Before entering academia or the study of social work my background was in disaster engineering and humanitarian response.
Recently I have delivered a number of talks in which I present a conceptual framework for understanding why COVID affects different communities, differently. In my conceptual framework I combine my understanding of various disaster theories, with my understanding of power, inequality and race.
I have created this blog as I have repeatedly been asked for something to reference (whilst I have utilized this model over several years, I have never formally published my work). Please reference this work as
Adelaine, A (2020) Adelaine’s Conceptual Framework for Understanding, Disasters, Inequality & COVID. Ladders4Action: Weston-Super-Mare. Available from: https://ladders4action.org/news-blogs-videos/blog/adelaines-conceptual-framework/
COVID-19 can be considered as a hazard, it is something that has the potential to harm lives and communities. Many coronaviruses exist within animal populations, they only cause harm when human they jump from animal to human communities. It is only when a significant number of humans have been exposed to the virus that there is the potential for an emergency or disaster to occur.
Learning from previous emergencies and disasters it is understood that the same exposure to the same hazard can still result in different impacts. For example, on Jan 10th 2010 an earthquake hit Port-au-Prince in Haiti. Measuring 7.0 on the rictor scale it resulted in the deaths of approximately 300,000 people. In the same year, an earthquake measuring 8.8 killed 525 individuals in Chile. Seven years earlier, an earthquake measuring 8.3 in Japan did not result in any fatalities.
To understand the differential impact and why some hazards turn into disasters and some do not, we must understand examine differences in context, communities and individuals. In particular, we need to understand differences in exposure, vulnerability and resilience
One factor which might explain why some individuals appear to be disproportionally affected by COVID-19 is related to hazard exposure. It is evident that due to the nature of their work; housing & environmental conditions; access and use of transport; or disproportional representation in high density prisons and detention centres some individuals at greater risk of coming into contact with the virus than others.
We know that overall impact of a hazard differs when there is greater vulnerability and the potential for harm. For example, buildings are vulnerable to earthquakes when they are poorly constructed or overcrowded, bodies are vulnerable to COVID-19 when there are underlying health conditions.
It has been proposed that known disparities in health, illness and prevalence rates of specific underlying conditions might explain why Black Asian & Minority Ethnic (BAME) communities might be more vulnerable to the effects of COVID-19.
However, understanding why health disparities exist is extremely complex. Gómez (2013) is among several individuals who highlight the importance of understanding the social determinants of health. She states that when considering health inequality and differences in health outcomes between racial groups there is a temptation to attribute health differences to solely genetic factors rather than giving consideration to the nuanced and complex way in which social factors affect health outcomes.
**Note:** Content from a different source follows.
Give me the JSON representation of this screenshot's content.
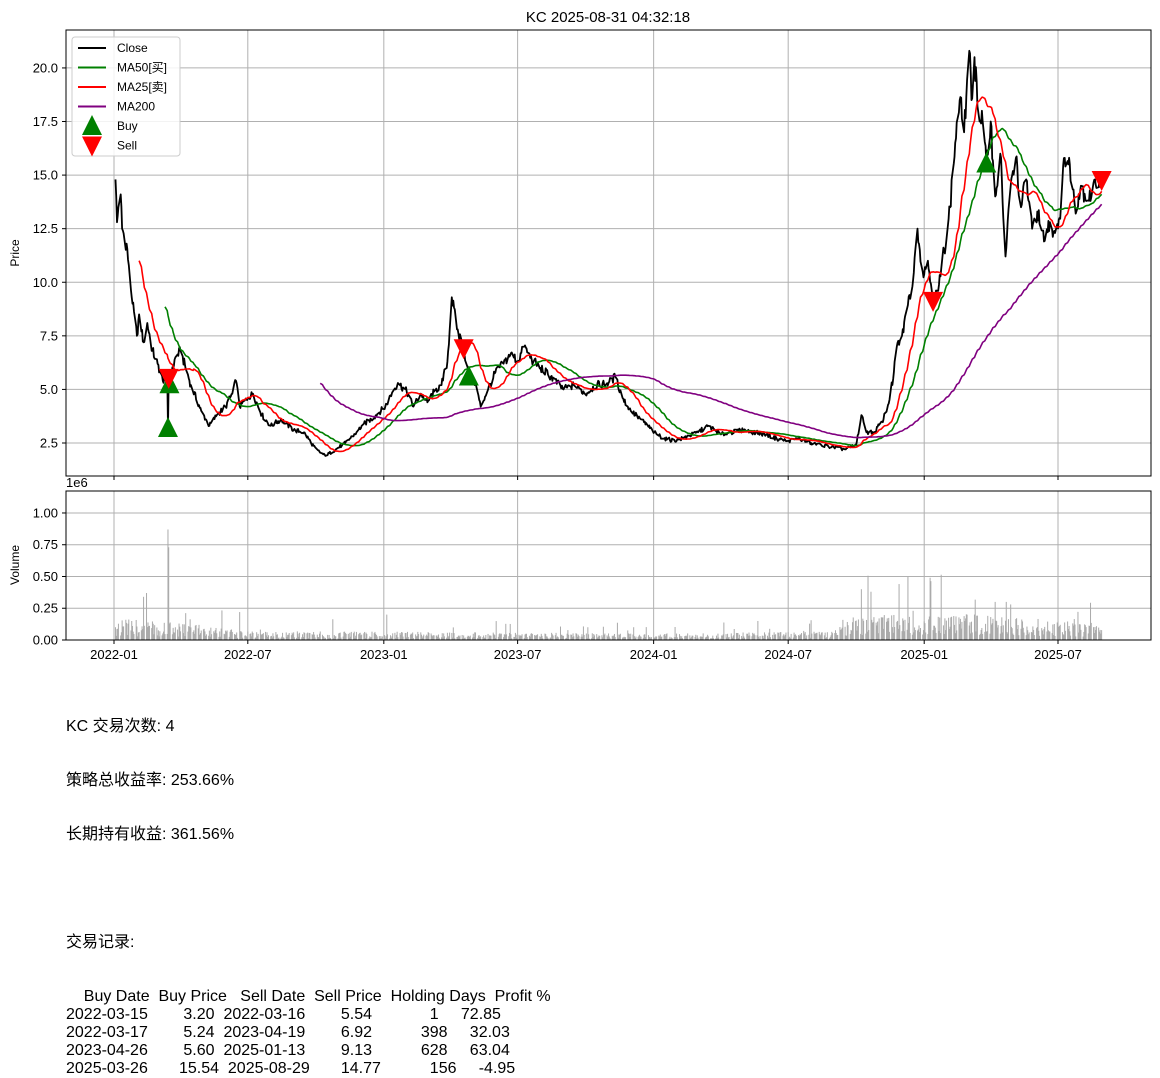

Impact is also affected by resilience. The ability to absorb the shocks and stresses is affected by how prepared and/or well-resourced an individual, community or country is. An individual, community or country can enhance its resilience (its capacity to limit impact and bounces back quickly) by thinking ahead and learning from the past and understanding the factors which affect exposure, vulnerability and resilience. It is argued that vulnerability should never be considered without a parallel reflection of resilience. In regard to the COVID pandemic there has been a high level of focus upon BAME communities and the vulnerabilities they face. However, less discussion has centred upon the actions BAME communities have undertaken in response to COVID and the manner in which BAME communities (through their disproportionate contribution to essential work and health services) have contributed to the nation’s resilience.
Repeatedly, research highlights that the overall impact of an emergency and disaster is affected by inequality. Because inequality typically increases vulnerability and reduces resilience, impact is almost always disproportional. Emergencies and disasters, expose existing inequalities.
The tragic reality that inequality kills, is just one part of understanding the connection. Disasters and emergencies feed on inequality, but they also amplify and escalate inequality. There is a negative feedback loop. You will be more affected if you are marginalized / if you face inequality; but the differential impact will also make you more marginalized, more vulnerable and less resilient to future hazards.
Gómez, L. (2013). “Introduction: Taking the social construction of race seriously in health disparities research.” Mapping “race”: Critical approaches to health disparities research: 1-22.